# Gonna build me a micro skiff out of this mold.



## Martin Roy

https://www.facebook.com/miniskiff/photos/pcb.165016107336759/165016030670100/?type=3

10' 6"


----------



## Charles Argenbright

Could you take the bottom mold, put in the things you need to put in to produce the boat, I guess fiberglass and/or other materials...get just the jon boat looking bottom...throw a 9.9 motor on it and go fishing ? Is it that simple ?


----------



## Rod_Gentry

Nah, and to the point where you have the basic hull is not that big a part of the job when it comes to even a small skiff. It only takes a weekend to make a basic skiff hull in stitch and glue, and you get exactly what you want, though it is usually a pretty simple hull, and that works pretty well in this segment. The rest of it is a lot of fussing and figuring.

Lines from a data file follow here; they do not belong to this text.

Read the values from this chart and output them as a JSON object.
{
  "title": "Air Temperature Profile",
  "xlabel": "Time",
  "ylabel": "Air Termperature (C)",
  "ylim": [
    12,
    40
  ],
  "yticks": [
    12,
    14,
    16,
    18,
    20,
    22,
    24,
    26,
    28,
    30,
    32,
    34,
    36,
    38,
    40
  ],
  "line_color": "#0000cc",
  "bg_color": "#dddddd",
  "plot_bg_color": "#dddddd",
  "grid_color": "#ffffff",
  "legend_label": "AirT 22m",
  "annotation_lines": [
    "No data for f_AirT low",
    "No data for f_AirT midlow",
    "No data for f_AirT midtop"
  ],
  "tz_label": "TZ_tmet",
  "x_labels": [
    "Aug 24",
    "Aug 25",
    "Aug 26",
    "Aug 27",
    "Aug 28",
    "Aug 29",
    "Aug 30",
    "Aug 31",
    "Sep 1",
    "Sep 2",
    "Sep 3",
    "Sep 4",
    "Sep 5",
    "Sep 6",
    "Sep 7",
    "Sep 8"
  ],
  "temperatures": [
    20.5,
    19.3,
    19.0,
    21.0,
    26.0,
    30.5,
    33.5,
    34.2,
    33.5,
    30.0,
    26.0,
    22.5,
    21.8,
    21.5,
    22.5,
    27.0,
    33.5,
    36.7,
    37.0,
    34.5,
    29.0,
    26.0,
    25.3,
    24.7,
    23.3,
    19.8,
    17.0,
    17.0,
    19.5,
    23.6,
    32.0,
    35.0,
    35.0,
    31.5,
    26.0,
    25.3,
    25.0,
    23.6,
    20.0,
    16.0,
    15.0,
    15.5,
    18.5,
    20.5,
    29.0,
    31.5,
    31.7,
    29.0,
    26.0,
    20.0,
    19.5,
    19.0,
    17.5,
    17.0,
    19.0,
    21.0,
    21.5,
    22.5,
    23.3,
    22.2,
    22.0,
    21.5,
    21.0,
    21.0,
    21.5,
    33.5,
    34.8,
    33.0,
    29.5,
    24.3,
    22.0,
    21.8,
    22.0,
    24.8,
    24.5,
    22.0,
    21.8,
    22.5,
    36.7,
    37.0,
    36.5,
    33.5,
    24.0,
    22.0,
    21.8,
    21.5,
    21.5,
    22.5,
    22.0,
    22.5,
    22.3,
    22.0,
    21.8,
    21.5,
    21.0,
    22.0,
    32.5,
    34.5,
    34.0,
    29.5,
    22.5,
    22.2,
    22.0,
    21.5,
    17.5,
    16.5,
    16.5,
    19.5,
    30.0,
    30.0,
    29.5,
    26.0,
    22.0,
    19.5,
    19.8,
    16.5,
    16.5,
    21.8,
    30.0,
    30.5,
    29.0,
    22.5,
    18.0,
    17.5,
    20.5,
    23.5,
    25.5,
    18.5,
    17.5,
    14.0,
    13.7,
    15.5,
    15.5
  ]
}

So for one thing, on the skiffs I have built, the main thing is for them to be fishable, the shallow water areas are a small part of the water area, and you may have to travel a fair bit to get to them so in my case I want an unsinkable craft that can be swamped and shake it off. that means decks and floors that make the whole boat unsinkable. You can make a yacht dingy out of pretty shady 5mm underlayment and get decades out of it. And at 300 pounds, all I am standing on is that ply and glass, but it works out OK, because the boat is supported by water. But making decks that you can walk on is structurally challenging (or expensive) if you want to have a light boat. So getting the water out of a small skiff on a Soloskiff type, leads to pedestal motor mounts, which are heavy and structurally complex. One thing leads to another...

And with small skiffs, no way they are optimum for people 100 pounds to 300 pounds if they are stock shapes, they need to be custom. On my larger boats I am dealing with the issue of what happens when I move around the boat vs my wife who is 100 lbs. That leads to a very different boat, from one that might suit two guys who weight 180.


----------



## Charles Argenbright

Rod_Gentry said:


> Nah, and to the point where you have the basic hull is not that big a part of the job when it comes to even a small skiff. It only takes a weekend to make a basic skiff hull in stitch and glue, and you get exactly what you want, though it is usually a pretty simple hull, and that works pretty well in this segment. The rest of it is a lot of fussing and figuring.
> 
> So for one thing, on the skiffs I have built, the main thing is for them to be fishable, the shallow water areas are a small part of the water area, and you may have to travel a fair bit to get to them so in my case I want an unsinkable craft that can be swamped and shake it off. that means decks and floors that make the whole boat unsinkable. You can make a yacht dingy out of pretty shady 5mm underlayment and get decades out of it. And at 300 pounds, all I am standing on is that ply and glass, but it works out OK, because the boat is supported by water. But making decks that you can walk on is structurally challenging (or expensive) if you want to have a light boat. So getting the water out of a small skiff on a Soloskiff type, leads to pedestal motor mounts, which are heavy and structurally complex. One thing leads to another...
> 
> And with small skiffs, no way they are optimum for people 100 pounds to 300 pounds if they are stock shapes, they need to be custom. On my larger boats I am dealing with the issue of what happens when I move around the boat vs my wife who is 100 lbs. That leads to a very different boat, from one that might suit two guys who weight 180.


----------



## Charles Argenbright

Thanks for the info....as kids we would sometimes get plywood and build duck boats with that, tar and glue and some paint. Dangerous for sinking though.


----------